Uma ação pode ser considerada como um título perpétuo que paga um dividendo crescente com o tempo e é descontado a uma taxa real de juros. (Obviamente, essa interpretação enfrenta dificuldades quando pensamos em empresas que não pagam dividendos; por isso, com frequência prestamos atenção nos seus resultados. A seguir, usarei a série da Bloomberg para o LPA dos últimos 12 meses antes de itens extraordinários).
Essa é uma das razões pelas quais existe uma clara relação ao longo do tempo entre os múltiplos das ações e as taxas de juros. Em momentos de juros altos, resultados distantes valem menos em dólares correntes, o que faz com que os preços atuais sejam mais baixos, ao passo que, em momentos de juros baixos, esses resultados distantes valem mais, e os preços atuais tendem a ser mais elevados.
[Uma observação: isso não significa que múltiplos elevados estejam corretos por conta dos juros muito baixos, mas somente que os juros baixos explicam os múltiplos elevados. Se os juros estiverem artificialmente baixos, é preciso considerar que os juros de equilíbrio sejam maiores, daí os múltiplos de equilíbrio serem menores. Por isso, a questão envolve apenas o tempo necessário para se chegar a esse equilíbrio. É por isso que a declaração do presidente do Fed de Minneapolis, Neel Kashkari, na sexta-feira, de que os juros reais de longo prazo estariam perto do nível neutro, é tão importante quanto absurda. Se os juros reais de longo prazo estiverem perto do nível neutro, não há por que esperar uma reversão à média nos múltiplos das ações. Mas se trata de uma declaração tola.]
O gráfico abaixo mostra o índice S&P 500 em azul. A série interessante está em vermelho. Nessa série, criei um título fictício de 30 anos cujo cupom é o LPA atual do S&P, uma quantia principal que aumenta com o índice de preços ao consumidor (IPC) e um rendimento até o vencimento do atual retorno dos resultados mais o rendimento atual das notas TIPS de 30 anos. Pense nisso como uma espécie de título TIPS que paga os resultados atuais do mercado acionário.
Ambas as séries estão indexadas a dezembro de 2002 como 100. É possível perceber que essa série consegue rastrear bem o mercado acionário como um todo.

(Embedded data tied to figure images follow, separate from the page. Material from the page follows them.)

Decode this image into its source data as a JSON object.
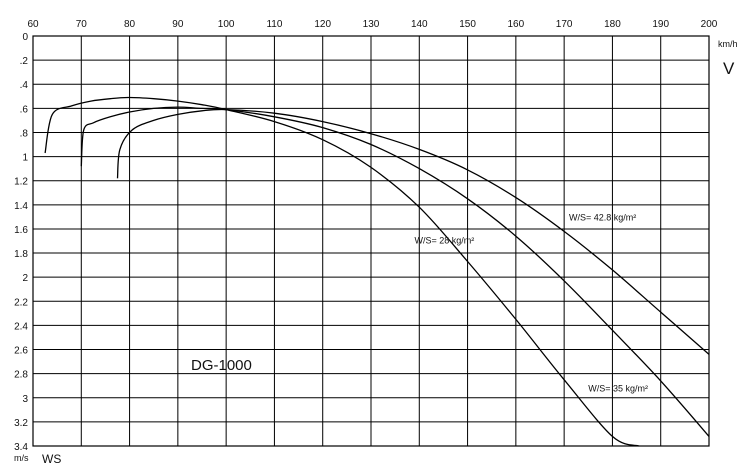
{
  "chart_data": {
    "type": "line",
    "title": "DG-1000",
    "x_axis": {
      "label": "V",
      "unit": "km/h",
      "position": "top",
      "range": [
        60,
        200
      ],
      "ticks": [
        60,
        70,
        80,
        90,
        100,
        110,
        120,
        130,
        140,
        150,
        160,
        170,
        180,
        190,
        200
      ]
    },
    "y_axis": {
      "label": "WS",
      "unit": "m/s",
      "inverted": true,
      "range": [
        0,
        3.4
      ],
      "ticks": [
        "0",
        ".2",
        ".4",
        ".6",
        ".8",
        "1",
        "1.2",
        "1.4",
        "1.6",
        "1.8",
        "2",
        "2.2",
        "2.4",
        "2.6",
        "2.8",
        "3",
        "3.2",
        "3.4"
      ]
    },
    "grid": true,
    "series": [
      {
        "name": "W/S= 28 kg/m²",
        "x": [
          62.5,
          64,
          68,
          72,
          76,
          80,
          85,
          90,
          95,
          100,
          110,
          120,
          130,
          140,
          150,
          160,
          170,
          180,
          185.5
        ],
        "y": [
          0.97,
          0.65,
          0.58,
          0.54,
          0.52,
          0.51,
          0.52,
          0.54,
          0.57,
          0.61,
          0.71,
          0.86,
          1.09,
          1.42,
          1.87,
          2.35,
          2.85,
          3.32,
          3.4
        ]
      },
      {
        "name": "W/S= 35 kg/m²",
        "x": [
          70,
          70.5,
          72.5,
          76,
          80,
          85,
          90,
          95,
          100,
          110,
          120,
          130,
          140,
          150,
          160,
          170,
          180,
          190,
          200
        ],
        "y": [
          1.08,
          0.78,
          0.72,
          0.67,
          0.63,
          0.6,
          0.59,
          0.6,
          0.61,
          0.67,
          0.76,
          0.9,
          1.1,
          1.35,
          1.66,
          2.03,
          2.44,
          2.86,
          3.32
        ]
      },
      {
        "name": "W/S= 42.8 kg/m²",
        "x": [
          77.5,
          78,
          80.5,
          85,
          90,
          95,
          100,
          110,
          120,
          130,
          140,
          150,
          160,
          170,
          180,
          190,
          200
        ],
        "y": [
          1.18,
          0.94,
          0.78,
          0.7,
          0.65,
          0.62,
          0.61,
          0.64,
          0.71,
          0.81,
          0.94,
          1.11,
          1.34,
          1.62,
          1.94,
          2.29,
          2.64
        ]
      }
    ],
    "annotations": [
      {
        "text": "W/S= 28 kg/m²",
        "x": 139,
        "y": 1.72
      },
      {
        "text": "W/S= 42.8 kg/m²",
        "x": 171,
        "y": 1.53
      },
      {
        "text": "W/S= 35 kg/m²",
        "x": 175,
        "y": 2.95
      }
    ]
  }
}
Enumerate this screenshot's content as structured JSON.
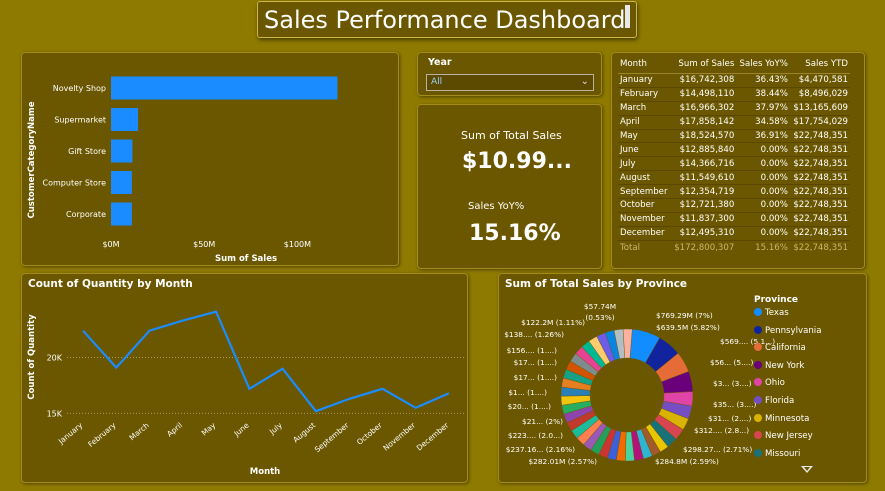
{
  "page": {
    "title": "Sales Performance Dashboard"
  },
  "bar_chart": {
    "ylabel": "CustomerCategoryName",
    "xlabel": "Sum of Sales",
    "bars_color": "#1a8cff",
    "chart_data": {
      "type": "bar",
      "orientation": "horizontal",
      "categories": [
        "Novelty Shop",
        "Supermarket",
        "Gift Store",
        "Computer Store",
        "Corporate"
      ],
      "values": [
        121500000,
        14500000,
        11500000,
        11200000,
        11200000
      ],
      "xlabel": "Sum of Sales",
      "ylabel": "CustomerCategoryName",
      "xlim": [
        0,
        140000000
      ],
      "xticks": [
        "$0M",
        "$50M",
        "$100M"
      ]
    }
  },
  "slicer": {
    "title": "Year",
    "value": "All"
  },
  "cards": {
    "total_sales_label": "Sum of Total Sales",
    "total_sales_value": "$10.99...",
    "yoy_label": "Sales YoY%",
    "yoy_value": "15.16%"
  },
  "matrix": {
    "headers": [
      "Month",
      "Sum of Sales",
      "Sales YoY%",
      "Sales YTD"
    ],
    "rows": [
      [
        "January",
        "$16,742,308",
        "36.43%",
        "$4,470,581"
      ],
      [
        "February",
        "$14,498,110",
        "38.44%",
        "$8,496,029"
      ],
      [
        "March",
        "$16,966,302",
        "37.97%",
        "$13,165,609"
      ],
      [
        "April",
        "$17,858,142",
        "34.58%",
        "$17,754,029"
      ],
      [
        "May",
        "$18,524,570",
        "36.91%",
        "$22,748,351"
      ],
      [
        "June",
        "$12,885,840",
        "0.00%",
        "$22,748,351"
      ],
      [
        "July",
        "$14,366,716",
        "0.00%",
        "$22,748,351"
      ],
      [
        "August",
        "$11,549,610",
        "0.00%",
        "$22,748,351"
      ],
      [
        "September",
        "$12,354,719",
        "0.00%",
        "$22,748,351"
      ],
      [
        "October",
        "$12,721,380",
        "0.00%",
        "$22,748,351"
      ],
      [
        "November",
        "$11,837,300",
        "0.00%",
        "$22,748,351"
      ],
      [
        "December",
        "$12,495,310",
        "0.00%",
        "$22,748,351"
      ]
    ],
    "total": [
      "Total",
      "$172,800,307",
      "15.16%",
      "$22,748,351"
    ]
  },
  "line_chart": {
    "title": "Count of Quantity by Month",
    "xlabel": "Month",
    "ylabel": "Count of Quantity",
    "line_color": "#1a8cff",
    "chart_data": {
      "type": "line",
      "categories": [
        "January",
        "February",
        "March",
        "April",
        "May",
        "June",
        "July",
        "August",
        "September",
        "October",
        "November",
        "December"
      ],
      "values": [
        22400,
        19100,
        22400,
        23300,
        24100,
        17200,
        19000,
        15200,
        16300,
        17200,
        15500,
        16800
      ],
      "ylim": [
        14500,
        25500
      ],
      "yticks": [
        "15K",
        "20K"
      ],
      "ytick_values": [
        15000,
        20000
      ],
      "xlabel": "Month",
      "ylabel": "Count of Quantity"
    }
  },
  "donut": {
    "title": "Sum of Total Sales by Province",
    "legend_title": "Province",
    "legend": [
      {
        "name": "Texas",
        "color": "#118dff"
      },
      {
        "name": "Pennsylvania",
        "color": "#12239e"
      },
      {
        "name": "California",
        "color": "#e66c37"
      },
      {
        "name": "New York",
        "color": "#6b007b"
      },
      {
        "name": "Ohio",
        "color": "#e044a7"
      },
      {
        "name": "Florida",
        "color": "#744ec2"
      },
      {
        "name": "Minnesota",
        "color": "#d9b300"
      },
      {
        "name": "New Jersey",
        "color": "#d64550"
      },
      {
        "name": "Missouri",
        "color": "#197278"
      }
    ],
    "right_labels": [
      "$769.29M (7%)",
      "$639.5M (5.82%)",
      "$569.... (5.1...)",
      "$56... (5....)",
      "$3... (3....)",
      "$35... (3....)",
      "$31... (2....)",
      "$312.... (2.8...)",
      "$298.27... (2.71%)",
      "$284.8M (2.59%)"
    ],
    "left_labels": [
      "$122.2M (1.11%)",
      "$138.... (1.26%)",
      "$156.... (1....)",
      "$17... (1....)",
      "$17... (1....)",
      "$1... (1....)",
      "$20... (1....)",
      "$21... (2%)",
      "$223.... (2.0...)",
      "$237.16... (2.16%)",
      "$282.01M (2.57%)"
    ],
    "top_labels": [
      "$57.74M",
      "(0.53%)"
    ],
    "chart_data": {
      "type": "pie",
      "title": "Sum of Total Sales by Province",
      "slices": [
        {
          "name": "Texas",
          "percent": 7.0
        },
        {
          "name": "Pennsylvania",
          "percent": 5.82
        },
        {
          "name": "California",
          "percent": 5.1
        },
        {
          "name": "New York",
          "percent": 5.0
        },
        {
          "name": "Ohio",
          "percent": 3.5
        },
        {
          "name": "Florida",
          "percent": 3.2
        },
        {
          "name": "Minnesota",
          "percent": 2.9
        },
        {
          "name": "New Jersey",
          "percent": 2.84
        },
        {
          "name": "Missouri",
          "percent": 2.71
        }
      ]
    },
    "other_colors": [
      "#e8c600",
      "#a05a2c",
      "#2fb5d4",
      "#b3127a",
      "#4ad4a1",
      "#f06c00",
      "#3d5fd9",
      "#cc3333",
      "#22a05b",
      "#9b59b6",
      "#ff7f50",
      "#1abc9c",
      "#c0392b",
      "#8e44ad",
      "#27ae60",
      "#f1c40f",
      "#2980b9",
      "#e67e22",
      "#16a085",
      "#d35400",
      "#7f8c8d",
      "#e84393",
      "#00b894",
      "#fdcb6e",
      "#6c5ce7",
      "#0984e3",
      "#b2bec3",
      "#fab1a0"
    ]
  }
}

Não use isso como um modelo de valor justo: na verdade, a construção é um pouco circular, na medida em que parte da taxa de desconto do meu título é o retorno atual dos resultados, que, evidentemente, precisam do preço atual do SPX. Mas, para o meu exemplo, não é importante que essa medida de valor justo seja rigorosamente precisa, mas somente que ela descreva a direção e a magnitude aproximada das mudanças no valor justo, pois o que eu quero observar é o efeito das mudanças nas taxas de juros reais no valor do mercado acionário.
Após essa grande advertência, é possível constatar que o recente declínio no mercado acionário está em linha – ainda que de forma não tão acentuada – com o movimento sugerido pela alta dos juros reais de 30 anos. Portanto, se você está achando que a atual liquidação já deu no que tinha que dar, talvez seja melhor comprar TIPS de longo prazo do que ações.

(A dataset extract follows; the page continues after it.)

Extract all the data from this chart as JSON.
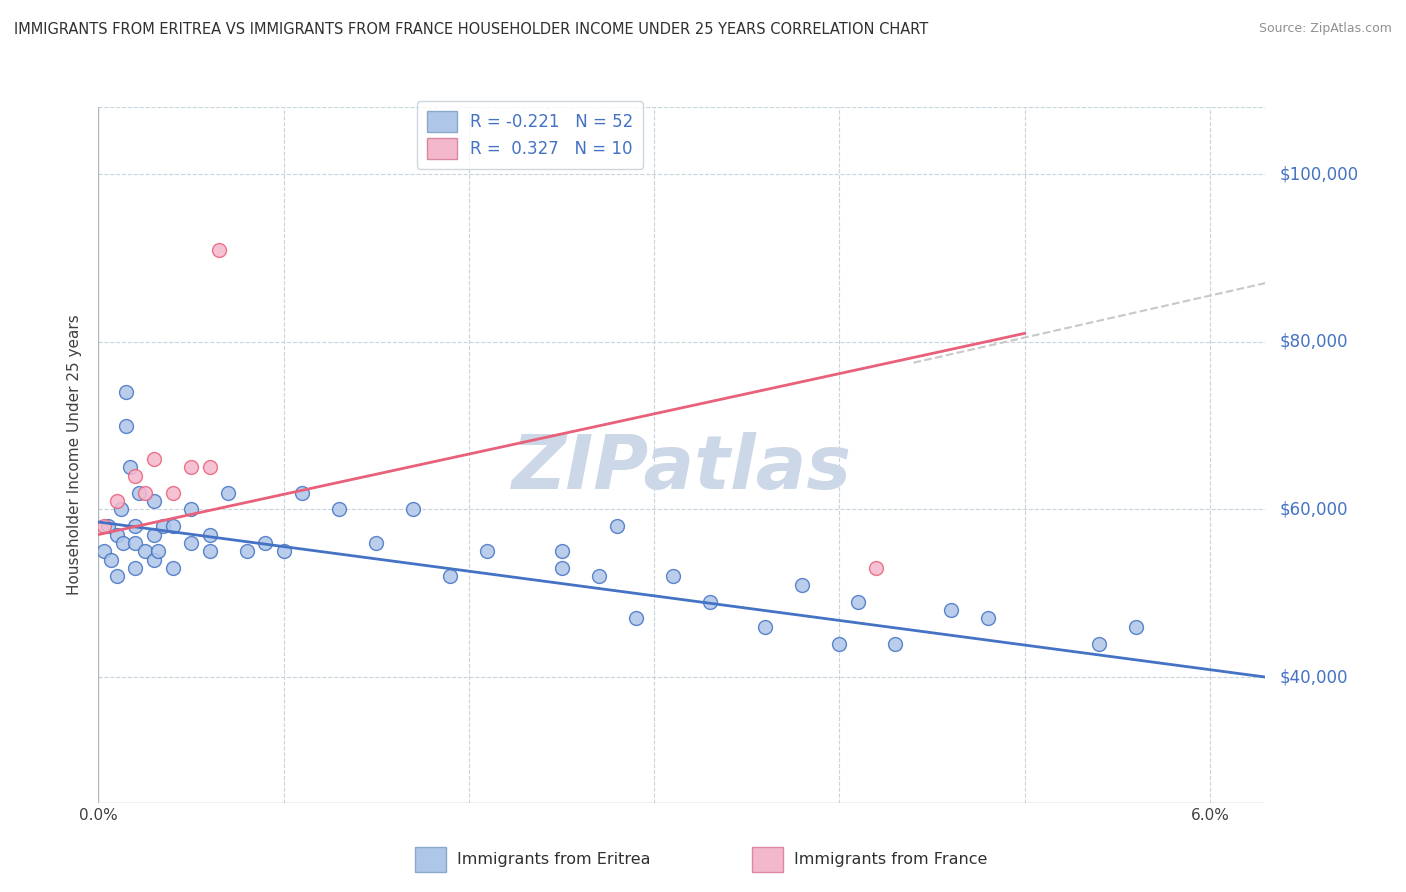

Por outro lado, se se trata de um retorno a um equilíbrio de longo prazo – o que não vemos há muitos anos, pelo menos desde que o Fed começou a injetar volumes enormes de liquidez no mercado e na economia durante a crise financeira global –, tudo leva a crer que podemos ver, em breve, mais um declínio significativo. O ponto verde é onde estaria o nível do modelo, se a TIPS de 30 anos realmente estivesse em um nível de equilíbrio de longo prazo de 2,25% ou mais. (Para fins de registro, o rendimento médio no final do mês da TIPS de 30 anos de 2002-2007 foi de 2,31%, e há boas razões para que esse rendimento esteja próximo do potencial de crescimento real de longo prazo da economia.)
O ponto verde sugere outro declínio potencial de 17%, o que não quer dizer que isso ocorrerá imediatamente, mas à medida que os juros reais forem crescendo.
Minha primeira conclusão é que o declínio das ações até agora é bastante razoável e, a menos que haja sinais de que os rendimentos reais estejam prestes a cair novamente de forma acentuada ou que possa ocorrer em breve um grande aumento (não descontado) no crescimento, é difícil vislumbrar a possibilidade de um rali agressivo no mercado de ações.
Um comentário sobre a volatilidade. Não só as ações estão vulneráveis a um recuo, à medida que os juros reais retornam ao nível de equilíbrio, mas também é importante perceber o efeito dos juros baixos sobre a volatilidade em si. Isso nos faz voltar à matemática da renda fixa: quanto menor o rendimento, maior é a duração de determinado título, pois o fluxo de caixa terminal se torna cada vez mais importante, haja vista que seu valor presente aumenta (taxas de juros mais baixas significam menos desconto de fluxos de caixa distantes) e esse fluxo de caixa terminal ganha uma proporção maior nos fluxos de caixa totais quando os cupons caem.
Abaixo apresentamos como se comportou a duração modificada da TIPS de 30 anos nas últimas duas décadas, à medida que as taxas de juros caíam. As TIPS hoje estão 33% mais voláteis do que em 2002.
A próxima semana nos trará o último filho favorito dos observadores de dados: o IPC. As estimativas consensuais para o núcleo do IPC são de +0,4% e, para o IPC geral, de apenas +0,2%. Os números ano/ano irão cair drasticamente, provavelmente criando uma grande fanfarra.
Dando um passo atrás...
É bem provável que já tenhamos visto a máxima do IPC deste ano e possivelmente do ciclo. Mas, como ressaltei na semana passada, existe uma enorme “energia potencial” na quantidade de dinheiro que ainda circula pela economia. O IPC a/a cairá por razões mecânicas, porque estamos saindo de números extremamente elevados em relação ao ano passado.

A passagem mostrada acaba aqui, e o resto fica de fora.